Jury selection in the Ross Harris hot-car murder trial has been grueling, but it's also on track to be finished by the end of this week, Cobb County court administrator Tom Charron said Monday.
"We're looking real good," Charron, who's been at the Glynn County courthouse throughout jury selection, said during a courtroom recess. "Right now it looks like we're right on schedule and I think all the parties are happy where we are."
If enough jurors can be declared eligible to be in the final jury pool by Friday, then opening statements and initial testimony in the case can begin Oct. 3, he said. There will be no court the final week of September.
Charron knows quite a bit about high-profile cases. He once prosecuted a number of them when he served as Cobb’s district attorney. He noted that jurors in Brunswick are of a different mindset about the case than those who showed up for jury selection in Marietta.
“When they got into the individual questioning … it was clear that most of those jurors had really just read a story about it or heard something about the case,” Charron said of the prospective jurors here.
“The nature of the information that the jurors here in Glynn County have is very limited as opposed to what we all witnessed in Cobb County,” he added. “Where the jurors in Cobb County had been subjected to, really two constant years of almost day-by-day information about the case and the status of the case as it went along through the motions process. … I think down here the jurors’ knowledge is very limited to what few stories they heard when the case first came here and maybe what they’ve picked up since you’ve been here.”

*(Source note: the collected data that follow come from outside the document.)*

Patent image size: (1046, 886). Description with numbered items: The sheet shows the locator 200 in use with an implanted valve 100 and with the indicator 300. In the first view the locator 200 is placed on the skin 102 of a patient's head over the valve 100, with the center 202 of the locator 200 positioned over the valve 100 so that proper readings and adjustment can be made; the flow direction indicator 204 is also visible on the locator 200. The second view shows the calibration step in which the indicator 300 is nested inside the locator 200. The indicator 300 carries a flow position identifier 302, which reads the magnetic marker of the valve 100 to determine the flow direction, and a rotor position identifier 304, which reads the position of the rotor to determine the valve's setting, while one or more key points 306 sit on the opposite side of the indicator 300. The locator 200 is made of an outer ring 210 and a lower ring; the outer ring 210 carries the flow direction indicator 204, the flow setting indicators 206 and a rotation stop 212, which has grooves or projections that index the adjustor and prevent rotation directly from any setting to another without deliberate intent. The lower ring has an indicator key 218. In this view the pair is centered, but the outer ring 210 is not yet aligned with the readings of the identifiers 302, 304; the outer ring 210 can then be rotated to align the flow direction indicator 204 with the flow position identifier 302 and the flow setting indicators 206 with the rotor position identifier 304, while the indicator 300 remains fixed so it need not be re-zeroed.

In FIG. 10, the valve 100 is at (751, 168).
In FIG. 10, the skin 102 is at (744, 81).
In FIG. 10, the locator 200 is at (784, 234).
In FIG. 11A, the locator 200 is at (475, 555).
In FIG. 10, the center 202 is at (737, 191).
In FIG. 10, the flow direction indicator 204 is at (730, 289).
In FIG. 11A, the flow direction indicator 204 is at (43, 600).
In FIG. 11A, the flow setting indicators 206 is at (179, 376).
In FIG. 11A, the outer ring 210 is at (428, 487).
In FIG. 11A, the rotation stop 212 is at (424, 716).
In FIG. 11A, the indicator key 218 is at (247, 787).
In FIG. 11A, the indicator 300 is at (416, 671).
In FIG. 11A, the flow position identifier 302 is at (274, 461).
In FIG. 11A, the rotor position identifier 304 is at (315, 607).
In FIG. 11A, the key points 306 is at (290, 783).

On Monday, Superior Court Judge Mary Staley Clark brought in a second panel of 36 prospective jurors. More than half — 21 — said they had formed and expressed opinions about Harris’ guilt or innocence. And all but one had already heard about the case in the news media.

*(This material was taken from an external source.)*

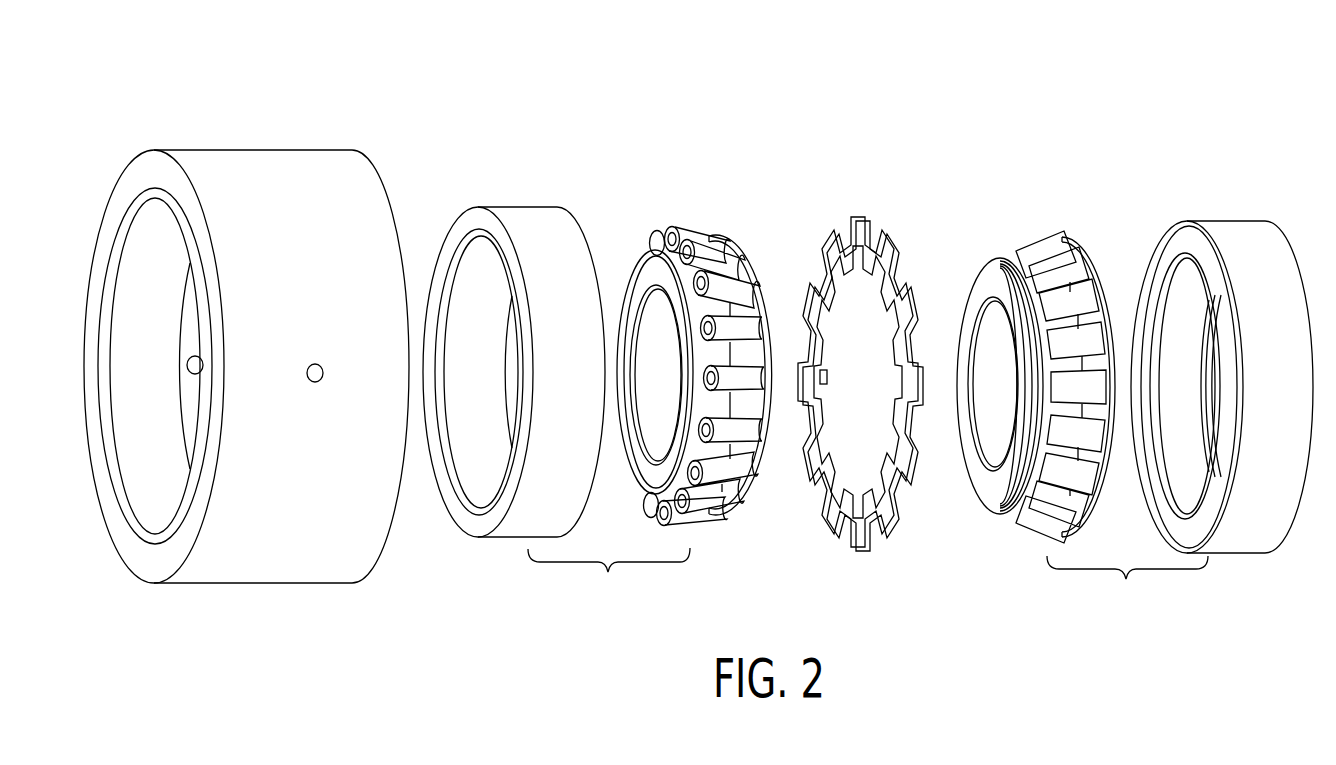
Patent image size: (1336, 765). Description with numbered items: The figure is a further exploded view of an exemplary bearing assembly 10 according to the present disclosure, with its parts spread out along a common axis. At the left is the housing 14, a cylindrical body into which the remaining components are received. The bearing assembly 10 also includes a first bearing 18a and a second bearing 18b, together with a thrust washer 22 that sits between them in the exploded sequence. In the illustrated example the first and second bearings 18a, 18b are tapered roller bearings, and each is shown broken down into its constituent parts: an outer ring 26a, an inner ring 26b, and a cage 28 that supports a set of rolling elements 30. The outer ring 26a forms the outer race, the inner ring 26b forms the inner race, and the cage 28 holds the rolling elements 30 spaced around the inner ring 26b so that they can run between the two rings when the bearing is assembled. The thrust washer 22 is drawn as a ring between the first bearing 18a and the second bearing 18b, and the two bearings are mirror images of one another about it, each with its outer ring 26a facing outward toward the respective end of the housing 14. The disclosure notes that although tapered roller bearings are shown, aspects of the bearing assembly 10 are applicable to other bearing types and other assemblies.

Last week, 23 prospective jurors made it to the final pool. If Staley Clark opts for four alternate jurors to serve with the 12 main jurors, 42 prospective jurors will be needed.
“We’re hoping for a like number this week, which will put us at 46, maybe getting up to as much as 50,” Charron said. “So right now we’re still on track.”
Charron said the court is hoping to get more in the final pool than the minimum of 42 in case something comes up and affects a juror’s ability to attend the trial. “What you want to avoid is having to bring some other jurors in, get them re-qualified and then spend another day for jury selection,” he said.
Harris faces charges of malice murder and felony murder for the death of his 22-month-old son Cooper in June 2014, when he left the child in his hot car for hours while at work. Harris’ lead defense attorney, Maddox Kilgore, has called the incident a “horrible, gut-wrenching accident.”
Harris is the subject of the second season of the AJC's podcast series "Breakdown," which will follow the trial's developments.